No. 69 – Ohio State Buckeyes
- Position: Offensive tackle
- Class: Redshirt Sophomore

Personal information
- Listed height: 6 ft 6 in (1.98 m)
- Listed weight: 315 lb (143 kg)

Career information
- High school: New Palestine
- College: Ohio State (2024–present);

Awards and highlights
- CFP national champion (2024);
- Stats at ESPN

= Ian Moore (American football) =

American football player

Ian Moore is an American football offensive tackle for the Ohio State Buckeyes.

==Early life==
Moore attended New Palestine High School in New Palestine, Indiana.
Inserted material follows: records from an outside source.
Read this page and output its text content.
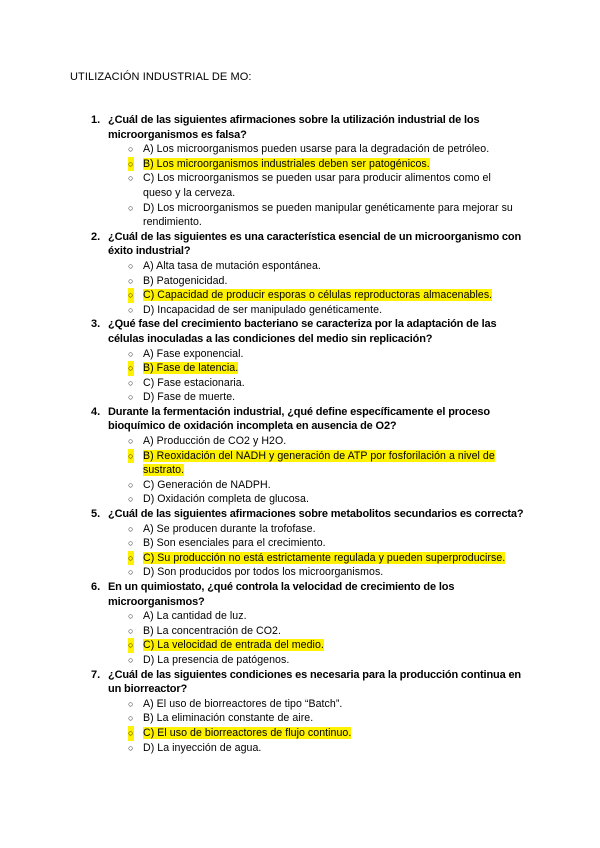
UTILIZACIÓN INDUSTRIAL DE MO:
1. ¿Cuál de las siguientes afirmaciones sobre la utilización industrial de los microorganismos es falsa?
○ A) Los microorganismos pueden usarse para la degradación de petróleo.
○ B) Los microorganismos industriales deben ser patogénicos.
○ C) Los microorganismos se pueden usar para producir alimentos como el queso y la cerveza.
○ D) Los microorganismos se pueden manipular genéticamente para mejorar su rendimiento.
2. ¿Cuál de las siguientes es una característica esencial de un microorganismo con éxito industrial?
○ A) Alta tasa de mutación espontánea.
○ B) Patogenicidad.
○ C) Capacidad de producir esporas o células reproductoras almacenables.
○ D) Incapacidad de ser manipulado genéticamente.
3. ¿Qué fase del crecimiento bacteriano se caracteriza por la adaptación de las células inoculadas a las condiciones del medio sin replicación?
○ A) Fase exponencial.
○ B) Fase de latencia.
○ C) Fase estacionaria.
○ D) Fase de muerte.
4. Durante la fermentación industrial, ¿qué define específicamente el proceso bioquímico de oxidación incompleta en ausencia de O2?
○ A) Producción de CO2 y H2O.
○ B) Reoxidación del NADH y generación de ATP por fosforilación a nivel de sustrato.
○ C) Generación de NADPH.
○ D) Oxidación completa de glucosa.
5. ¿Cuál de las siguientes afirmaciones sobre metabolitos secundarios es correcta?
○ A) Se producen durante la trofofase.
○ B) Son esenciales para el crecimiento.
○ C) Su producción no está estrictamente regulada y pueden superproducirse.
○ D) Son producidos por todos los microorganismos.
6. En un quimiostato, ¿qué controla la velocidad de crecimiento de los microorganismos?
○ A) La cantidad de luz.
○ B) La concentración de CO2.
○ C) La velocidad de entrada del medio.
○ D) La presencia de patógenos.
7. ¿Cuál de las siguientes condiciones es necesaria para la producción continua en un biorreactor?
○ A) El uso de biorreactores de tipo “Batch”.
○ B) La eliminación constante de aire.
○ C) El uso de biorreactores de flujo continuo.
○ D) La inyección de agua.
He was rated as a four-star recruit and the 138th overall player in the class of 2024 by 247Sports. Moore committed to play college football for the Ohio State Buckeyes over offers from Florida State, Indiana, Miami, Notre Dame, Penn State, Tennessee, and Wisconsin.

==College career==
As a freshman in 2024, Moore appeared in four games and was redshirted. In week 11 of the 2025 season, he made his first collegiate start against Purdue. During the 2025 season, Moore appeared in all 14 games while making one start for the Buckeyes. He entered the 2026 season as the Buckeyes' starting left tackle.